Alternatives Gaining Ground
The limitations of animal models, combined with ethical concerns, have driven investment in alternative technologies. One of the most promising is the organ-on-a-chip: a small microfluidic device lined with living human cells that mimics how an actual organ functions. These chips can replicate the behavior of lungs, livers, intestines, and other organs under conditions that closely match real human physiology.
Liver chips, for example, have successfully detected drug toxicities that animal testing missed entirely, because rodent and dog livers process certain compounds differently than human livers do. In one case, a lung chip predicted that a specific antibody drug would cause dangerous inflammation in human lungs. When a modified, safer version of the drug was then tested in primates, the animals showed no lung inflammation, confirming what the chip had predicted. An intestine chip modeling radiation injury reproduced the same dose sensitivity seen in human patients, a response that differed from what animal models showed.

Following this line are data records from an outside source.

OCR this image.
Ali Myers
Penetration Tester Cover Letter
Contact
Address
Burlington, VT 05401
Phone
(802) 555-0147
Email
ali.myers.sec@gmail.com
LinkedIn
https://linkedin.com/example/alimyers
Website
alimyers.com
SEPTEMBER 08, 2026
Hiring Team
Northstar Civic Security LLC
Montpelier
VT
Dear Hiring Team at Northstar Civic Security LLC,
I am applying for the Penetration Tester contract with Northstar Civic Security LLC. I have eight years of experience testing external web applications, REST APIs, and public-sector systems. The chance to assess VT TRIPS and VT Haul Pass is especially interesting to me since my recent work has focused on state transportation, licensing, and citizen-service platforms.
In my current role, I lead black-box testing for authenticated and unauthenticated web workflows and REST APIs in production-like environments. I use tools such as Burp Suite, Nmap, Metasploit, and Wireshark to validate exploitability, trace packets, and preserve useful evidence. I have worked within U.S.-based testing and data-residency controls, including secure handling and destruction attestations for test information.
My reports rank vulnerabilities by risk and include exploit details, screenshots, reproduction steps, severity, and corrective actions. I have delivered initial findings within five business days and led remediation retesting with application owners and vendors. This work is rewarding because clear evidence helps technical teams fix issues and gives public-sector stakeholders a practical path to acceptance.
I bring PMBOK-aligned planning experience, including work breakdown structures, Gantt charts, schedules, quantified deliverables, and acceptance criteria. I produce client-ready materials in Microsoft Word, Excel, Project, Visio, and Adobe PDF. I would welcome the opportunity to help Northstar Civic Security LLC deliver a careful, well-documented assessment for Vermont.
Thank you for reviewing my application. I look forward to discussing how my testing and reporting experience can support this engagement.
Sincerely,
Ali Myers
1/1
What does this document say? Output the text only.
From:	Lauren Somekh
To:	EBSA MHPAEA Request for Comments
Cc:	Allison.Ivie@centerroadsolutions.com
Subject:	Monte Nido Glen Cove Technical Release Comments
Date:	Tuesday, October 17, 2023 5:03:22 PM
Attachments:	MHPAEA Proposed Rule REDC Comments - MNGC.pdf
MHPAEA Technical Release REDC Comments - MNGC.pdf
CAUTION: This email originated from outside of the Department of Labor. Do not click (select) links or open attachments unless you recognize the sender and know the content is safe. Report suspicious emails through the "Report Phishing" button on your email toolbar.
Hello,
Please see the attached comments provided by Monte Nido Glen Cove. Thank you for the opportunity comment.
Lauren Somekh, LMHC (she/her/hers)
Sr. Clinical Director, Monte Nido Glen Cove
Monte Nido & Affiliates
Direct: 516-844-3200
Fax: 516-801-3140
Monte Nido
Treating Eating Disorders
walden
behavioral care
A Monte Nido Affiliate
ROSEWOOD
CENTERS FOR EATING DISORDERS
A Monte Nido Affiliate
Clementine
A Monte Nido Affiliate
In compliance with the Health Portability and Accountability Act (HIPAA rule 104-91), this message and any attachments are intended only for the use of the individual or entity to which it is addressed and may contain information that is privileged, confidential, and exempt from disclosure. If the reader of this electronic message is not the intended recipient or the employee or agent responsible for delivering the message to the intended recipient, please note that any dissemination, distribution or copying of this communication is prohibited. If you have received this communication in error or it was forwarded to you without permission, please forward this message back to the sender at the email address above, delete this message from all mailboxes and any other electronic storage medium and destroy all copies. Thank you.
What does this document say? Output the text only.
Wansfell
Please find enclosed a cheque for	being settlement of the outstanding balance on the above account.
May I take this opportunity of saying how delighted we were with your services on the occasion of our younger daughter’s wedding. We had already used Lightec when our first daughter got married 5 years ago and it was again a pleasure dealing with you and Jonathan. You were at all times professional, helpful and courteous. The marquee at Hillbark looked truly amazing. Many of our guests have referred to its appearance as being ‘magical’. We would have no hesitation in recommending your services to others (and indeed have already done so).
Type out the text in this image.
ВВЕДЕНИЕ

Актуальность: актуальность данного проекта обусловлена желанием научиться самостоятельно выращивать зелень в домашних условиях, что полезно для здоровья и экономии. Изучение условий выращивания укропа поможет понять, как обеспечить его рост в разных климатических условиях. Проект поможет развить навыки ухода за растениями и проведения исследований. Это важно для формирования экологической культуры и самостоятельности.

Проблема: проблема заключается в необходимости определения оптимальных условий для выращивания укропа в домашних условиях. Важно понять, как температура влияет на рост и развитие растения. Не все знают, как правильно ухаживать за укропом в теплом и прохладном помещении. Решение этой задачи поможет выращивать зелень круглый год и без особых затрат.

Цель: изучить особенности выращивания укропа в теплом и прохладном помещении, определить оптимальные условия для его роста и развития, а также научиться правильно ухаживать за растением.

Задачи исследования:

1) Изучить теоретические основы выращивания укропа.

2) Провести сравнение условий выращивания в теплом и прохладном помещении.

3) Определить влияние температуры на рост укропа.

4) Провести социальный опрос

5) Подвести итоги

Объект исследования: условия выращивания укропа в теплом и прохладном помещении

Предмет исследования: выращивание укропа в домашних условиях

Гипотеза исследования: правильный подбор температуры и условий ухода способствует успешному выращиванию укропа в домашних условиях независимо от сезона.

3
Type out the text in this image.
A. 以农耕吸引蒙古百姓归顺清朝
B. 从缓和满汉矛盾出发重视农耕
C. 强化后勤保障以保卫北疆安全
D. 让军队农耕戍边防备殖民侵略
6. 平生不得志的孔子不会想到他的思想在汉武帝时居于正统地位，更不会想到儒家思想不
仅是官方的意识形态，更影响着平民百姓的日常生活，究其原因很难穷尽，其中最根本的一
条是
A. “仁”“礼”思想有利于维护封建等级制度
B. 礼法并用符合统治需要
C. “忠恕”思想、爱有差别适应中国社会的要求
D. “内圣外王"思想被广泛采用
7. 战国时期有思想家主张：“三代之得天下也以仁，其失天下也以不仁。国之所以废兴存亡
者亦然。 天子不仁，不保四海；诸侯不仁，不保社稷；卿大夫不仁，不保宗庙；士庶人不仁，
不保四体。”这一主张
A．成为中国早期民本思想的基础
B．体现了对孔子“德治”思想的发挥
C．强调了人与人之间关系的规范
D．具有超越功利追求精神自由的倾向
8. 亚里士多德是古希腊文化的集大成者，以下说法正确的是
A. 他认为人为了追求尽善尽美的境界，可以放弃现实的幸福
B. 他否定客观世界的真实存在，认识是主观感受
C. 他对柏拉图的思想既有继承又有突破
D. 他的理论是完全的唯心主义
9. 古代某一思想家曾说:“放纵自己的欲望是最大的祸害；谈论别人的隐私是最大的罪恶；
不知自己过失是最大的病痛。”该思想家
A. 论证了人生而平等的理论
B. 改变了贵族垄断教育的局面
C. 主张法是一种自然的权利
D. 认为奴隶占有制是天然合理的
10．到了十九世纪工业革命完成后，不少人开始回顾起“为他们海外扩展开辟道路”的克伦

These technologies are not yet a complete replacement. The challenge is demonstrating that organ chips are consistently equal to or better than animal models across a wide range of diseases and drug types. But the trajectory is clear: human cell-based systems are increasingly outperforming animal models in predicting how people will actually respond to treatments. The FDA has begun developing roadmaps to reduce reliance on animal testing in preclinical safety studies, signaling a gradual shift in how new therapies will be evaluated in the coming years.
The Ethical Debate
Animal research remains one of the most contested areas in science. Supporters argue that animals, while deserving of good welfare, do not possess the same cognitive capabilities or full autonomy as humans, and therefore their use in research that saves human lives is justified. European and American law reflects this position, permitting animal research as long as welfare standards are met.
Opponents counter that the capacity to feel pain and experience pleasure is what matters morally, not cognitive ability. Since many animals clearly suffer and experience distress, assigning them a lower moral status is a form of prejudice, sometimes called “speciesism,” no different in principle from discrimination based on race or gender. Animal rights advocates argue that no being capable of suffering should be used as a tool for another’s benefit, regardless of the potential scientific gains.
Most modern regulatory frameworks try to occupy a middle ground: allowing animal research when no alternatives exist, but requiring that suffering be minimized and that the potential benefits clearly justify the costs. In practice, this means every proposed experiment must pass ethical review, and researchers must demonstrate that they have considered non-animal alternatives before using a living creature.